Articles / interviews

Arnaud Crame, co-fondateur des House of moda

Franck Desbordes

Quel est le concept de la House of Moda, comment est-il né et pourquoi ?

Avec quelques camarades de la nuit en 2010, nous souhaitions associer nos goûts pour la mode en tant que terrain de jeu, pour le look de soirée, et pour le monde du clubbing. Le nom « House of Moda » était un hommage à la culture ballroom que nous connaissions mal mais qui nous faisait rêver. 

La House of Moda a bouleversé les codes de la nuit parisienne ? Tu peux m’en dire plus !

La House of Moda a juste transposé dans les années 2010 à Paris, dans un milieu plus ou moins Queer, une pratique vieille comme le monde qui est de se créer un personnage pour faire la fête. Se travestir, se maquiller, se costumer, se déguiser, faire la belle avec des gestes exagérés, pour nous, c’est la base. Mais pour l’époque, c’était minoritaire. Les années 2010, c’était plutôt le retour à un esprit rave où l’individualité disparaissait au profit de la masse, et à un vécu de la fête comme une expérience psychédélique ou de pure défonce. Le côté égotrip et diva était cantonné à un Paris snob, alors que nous en avons fait quelque chose de l’ordre de la farce, accessible à tout le monde. 

Un thème, une soirée, une ambiance. House of moda était-ce un laboratoire, une zone d’expérience ?

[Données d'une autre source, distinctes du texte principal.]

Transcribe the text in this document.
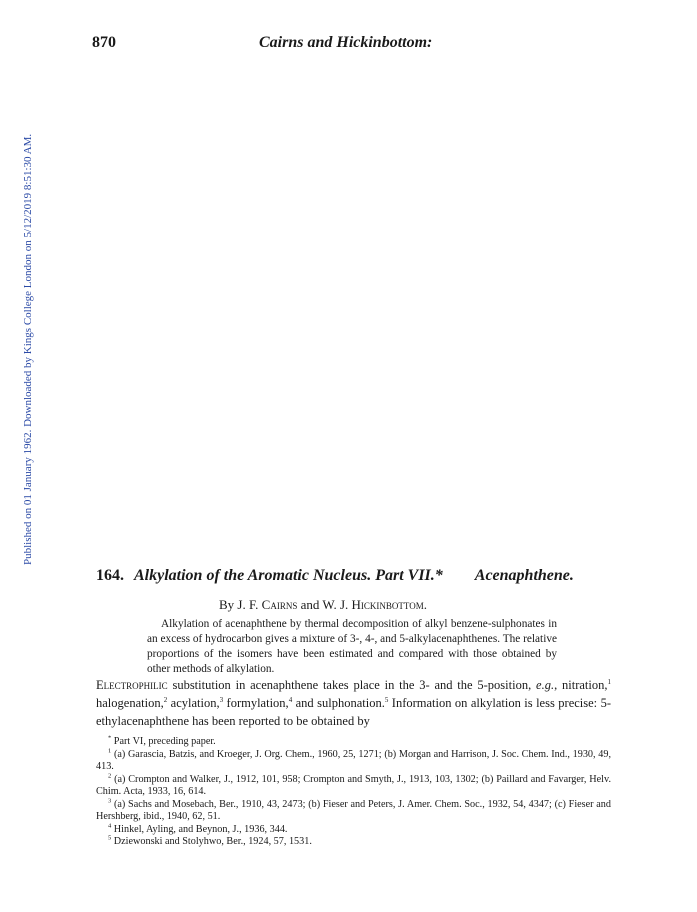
Published on 01 January 1962. Downloaded by Kings College London on 5/12/2019 8:51:30 AM.
870	Cairns and Hickinbottom:
164. Alkylation of the Aromatic Nucleus. Part VII.* Acenaphthene.
By J. F. Cairns and W. J. Hickinbottom.

Alkylation of acenaphthene by thermal decomposition of alkyl benzene-sulphonates in an excess of hydrocarbon gives a mixture of 3-, 4-, and 5-alkylacenaphthenes. The relative proportions of the isomers have been estimated and compared with those obtained by other methods of alkylation.

Electrophilic substitution in acenaphthene takes place in the 3- and the 5-position, e.g., nitration,$^1$ halogenation,$^2$ acylation,$^3$ formylation,$^4$ and sulphonation.$^5$ Information on alkylation is less precise: 5-ethylacenaphthene has been reported to be obtained by

* Part VI, preceding paper.

$^1$ (a) Garascia, Batzis, and Kroeger, J. Org. Chem., 1960, 25, 1271; (b) Morgan and Harrison, J. Soc. Chem. Ind., 1930, 49, 413.

$^2$ (a) Crompton and Walker, J., 1912, 101, 958; Crompton and Smyth, J., 1913, 103, 1302; (b) Paillard and Favarger, Helv. Chim. Acta, 1933, 16, 614.

$^3$ (a) Sachs and Mosebach, Ber., 1910, 43, 2473; (b) Fieser and Peters, J. Amer. Chem. Soc., 1932, 54, 4347; (c) Fieser and Hershberg, ibid., 1940, 62, 51.

$^4$ Hinkel, Ayling, and Beynon, J., 1936, 344.

$^5$ Dziewonski and Stolyhwo, Ber., 1924, 57, 1531.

A partir de 2012-2013, chaque édition de la House of Moda a eu son thème - « Bikeuse », « Jumeaux-Jumelles », « Futuristica», « Un Papa, une Maman », et chaque thème était un prétexte pour faire des recherches personnelles. Le stylisme, les matières, le maquillage, l’histoire que l’on veut raconter... Chaque fois il s’agissait de puiser dans son imaginaire, son bagage personnel, pousser ses propres limites. Construire son personnage de drag ou club kid ou autre, et le faire exister pour une House of Moda, c’est en dire beaucoup sur soi et son rapport à la société. Et collectivement, c’est une façon de créer une œuvre politique, ça dit ce que l’on veut, ce que l’on moque, ce qu’on admire, il y a tout un système de valeurs qui se crée sans qu’on l’énonce. 

Looké, overlooké, se laisser aller, le mouvement drag en pleine expansion actuellement a fait ses armes à la House of Moda ! Comment analyses-tu la genèse de ce phénomène ?

Le succès de l’émission RuPaul’s Drag Race a rendu le drag à nouveau populaire, alors qu’il était devenu très discret à Paris dans les années 2000. Nous n’avons pas conçu la House of Moda comme une soirée drag ; d’ailleurs il n’y en avait pas au début. Mais ça a commencé à démanger de plus en plus de personnes. OK il y avait RPDR et les tutos sur Youtube, mais il manquait un espace pour se montrer et se tester. La House of Moda était comme un bal des débutantes où les jeunes filles sont introduites au monde. Nous avons aussi petit à petit compris ce que le talent et la beauté des clubbers pouvaient apporter à la qualité de la fête, et nous sommes parmi les premières soirées de ces années-là à avoir booké des drags, à avoir incité nos fidèles à performer et affiner leur art dans une dimension professionnelle.

La House of moda avait-elle des limites, était-ce aussi un sas d’expression, de revendications, d’engagements ?

 Il y a eu environ 100 House of Moda au total. Ce n’était pas du tout la grand-messe de la nuit parisienne, ça a toujours été une petite soirée dans des petits clubs.Pour nous, c’est normal de faire la fête comme on le faisait, il n’y a rien d’extraordinaire à mettre une perruque. C’est plutôt quand on fait un pas à l’extérieur, quand on voit à quel point c’est compliqué d’aller choper un bus de nuit en talons, quand on entend les discours homophobes et autres discours intolérants qui ont explosé pendant les mêmes années, qu’on se rend compte qu’on est très très loin, très à la pointe de quelque chose, voire très radical. 

Beaucoup de drags doivent leur épanouissement au House of Moda. Ils y ont vécu leur naissance, comme des révélations, des inspirations ? Etait-ce le temple du no Gender, gender fuck, Gender Fluid ?

On a toujours revendiqué quelque chose de féminin, d’efféminé et de féministe, bien qu’étant globalement un truc de mecs cis. Mine de rien, ça nous distinguait pas mal d’une dynamique assez masculiniste dans les socialités gays, que ce soit dans le clubbing ou sur les applis. Et je pense que ça peut jouer un rôle assez positif.